Before the well-publicised decision by Apple to allow ad blocking apps late last year, the PageFair and Adobe 2015 Ad Blocking Report estimated that the cost of ad blocking to publishers’ revenues will double in 2016 to $41 billion, a number that must now seem like an underestimate. Especially when you consider that mobile network Three just announced that it will introduce ad blocking across its UK and Italian networks, stating that its customers pay for data charges so should not receive ads.

Cynically, as the UK’s only provider of an unlimited data package, you might say this also helps Three to reduce the cost of service provision to their data hungry customer base.

Whatever the motivations for ad blocking it is clear that as an industry of advertisers and marketers we have abused our relationship with the people who matter most, the customers and audiences that we spend so much time and money trying to engage. The irony is, on too many occasions, we have done it through thoughtless bad advertising, the like of which so many studies have shown erodes brand value, the one thing we should be trying to create.

There are many voices including Fortune.com that suggest that this should be a call to creativity, and whilst I agree that the days of considering digital advertising purely as a direct response medium must be consigned to the history books, this requires more than just a traditional advertising creative response.

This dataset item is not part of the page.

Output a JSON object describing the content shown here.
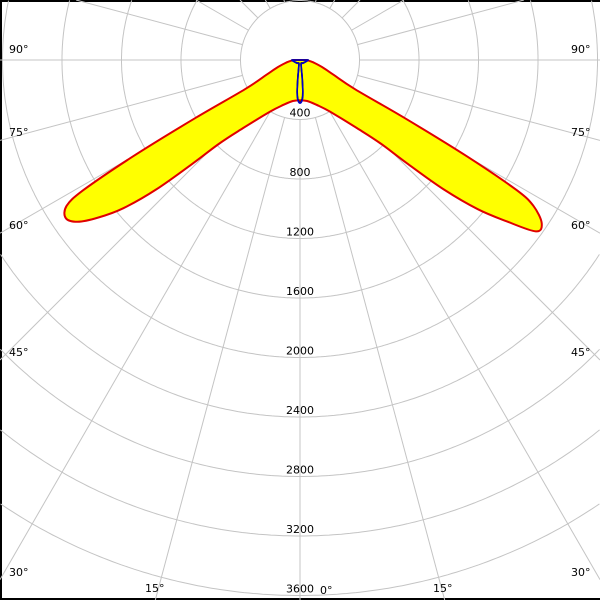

The sophistication and technical possibility of display advertising has evolved significantly but lag behind in one significant area – the ability to respond to feedback. In social channels the relationship with advertising is a little more two-way, especially in the highly visual channels such as Instagram. In display advertising we have chosen to conveniently ignore the warning signs of any relationship – a lack of dialogue.

The traditional view would be that the cost of developing creative executions for the vast array of customer profiles that the data is producing is not a cost effective ROI model. However, that is not taking into account the various hidden costs of that very audience rejecting the concept of that advertising and using an ad blocker. Or alternatively the cost of ad blockers holding advertisers to ransom to access an audience, turning to native advertising or content and starting the cycle of not providing consumers with what they want all over again.

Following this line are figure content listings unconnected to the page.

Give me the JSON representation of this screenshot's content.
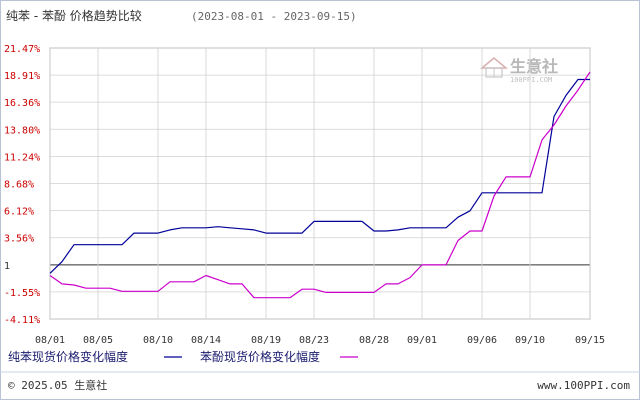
{
  "header": {
    "title": "纯苯 - 苯酚 价格趋势比较",
    "date_range": "(2023-08-01 - 2023-09-15)"
  },
  "footer": {
    "copyright": "© 2025.05 生意社",
    "site": "www.100PPI.com"
  },
  "watermark": {
    "name": "生意社",
    "sub": "100PPI.COM"
  },
  "colors": {
    "series1": "#000099",
    "series2": "#cc00cc",
    "ytick": "#cc0000",
    "grid": "#d0d0d0",
    "zero_line": "#333333"
  },
  "chart_data": {
    "type": "line",
    "title": "纯苯 - 苯酚 价格趋势比较",
    "subtitle": "(2023-08-01 - 2023-09-15)",
    "xlabel": "",
    "ylabel": "",
    "grid": true,
    "legend_position": "bottom-left",
    "ylim": [
      -4.11,
      21.47
    ],
    "yticks": [
      "21.47%",
      "18.91%",
      "16.36%",
      "13.80%",
      "11.24%",
      "8.68%",
      "6.12%",
      "3.56%",
      "1",
      "-1.55%",
      "-4.11%"
    ],
    "ytick_values": [
      21.47,
      18.91,
      16.36,
      13.8,
      11.24,
      8.68,
      6.12,
      3.56,
      1,
      -1.55,
      -4.11
    ],
    "xticks": [
      "08/01",
      "08/05",
      "08/10",
      "08/14",
      "08/19",
      "08/23",
      "08/28",
      "09/01",
      "09/06",
      "09/10",
      "09/15"
    ],
    "x": [
      "08/01",
      "08/02",
      "08/03",
      "08/04",
      "08/05",
      "08/06",
      "08/07",
      "08/08",
      "08/09",
      "08/10",
      "08/11",
      "08/12",
      "08/13",
      "08/14",
      "08/15",
      "08/16",
      "08/17",
      "08/18",
      "08/19",
      "08/20",
      "08/21",
      "08/22",
      "08/23",
      "08/24",
      "08/25",
      "08/26",
      "08/27",
      "08/28",
      "08/29",
      "08/30",
      "08/31",
      "09/01",
      "09/02",
      "09/03",
      "09/04",
      "09/05",
      "09/06",
      "09/07",
      "09/08",
      "09/09",
      "09/10",
      "09/11",
      "09/12",
      "09/13",
      "09/14",
      "09/15"
    ],
    "series": [
      {
        "name": "纯苯现货价格变化幅度",
        "color": "#000099",
        "values": [
          0.2,
          1.3,
          2.9,
          2.9,
          2.9,
          2.9,
          2.9,
          4.0,
          4.0,
          4.0,
          4.3,
          4.5,
          4.5,
          4.5,
          4.6,
          4.5,
          4.4,
          4.3,
          4.0,
          4.0,
          4.0,
          4.0,
          5.1,
          5.1,
          5.1,
          5.1,
          5.1,
          4.2,
          4.2,
          4.3,
          4.5,
          4.5,
          4.5,
          4.5,
          5.5,
          6.1,
          7.8,
          7.8,
          7.8,
          7.8,
          7.8,
          7.8,
          15.0,
          17.0,
          18.5,
          18.5
        ]
      },
      {
        "name": "苯酚现货价格变化幅度",
        "color": "#cc00cc",
        "values": [
          0.0,
          -0.8,
          -0.9,
          -1.2,
          -1.2,
          -1.2,
          -1.5,
          -1.5,
          -1.5,
          -1.5,
          -0.6,
          -0.6,
          -0.6,
          0.0,
          -0.4,
          -0.8,
          -0.8,
          -2.1,
          -2.1,
          -2.1,
          -2.1,
          -1.3,
          -1.3,
          -1.6,
          -1.6,
          -1.6,
          -1.6,
          -1.6,
          -0.8,
          -0.8,
          -0.2,
          1.0,
          1.0,
          1.0,
          3.3,
          4.2,
          4.2,
          7.5,
          9.3,
          9.3,
          9.3,
          12.8,
          14.2,
          16.0,
          17.5,
          19.2
        ]
      }
    ]
  }
}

What we need is a closer co-operation between media, technology and creative agencies to deliver solutions that listen more closely to the digital signals from our audiences and use creative and tech to respond in a far more appropriate manner. We also need put the true value of the audiences we are trying to reach into the modelling that we provide to clients. It is in publishers and advertisers’ best interests to demand these sort of solutions from their agencies.

We need to use this disruption to place a more meaningful value on the people that we want to engage with and the creativity of the messages we serve to them. It is time to start listening.

Buster Dover is managing director at MullenLowe Profero London and member of the IPA's Brand Tech Group which provides an industry view on the impact technology is having on brands, consumers and agencies.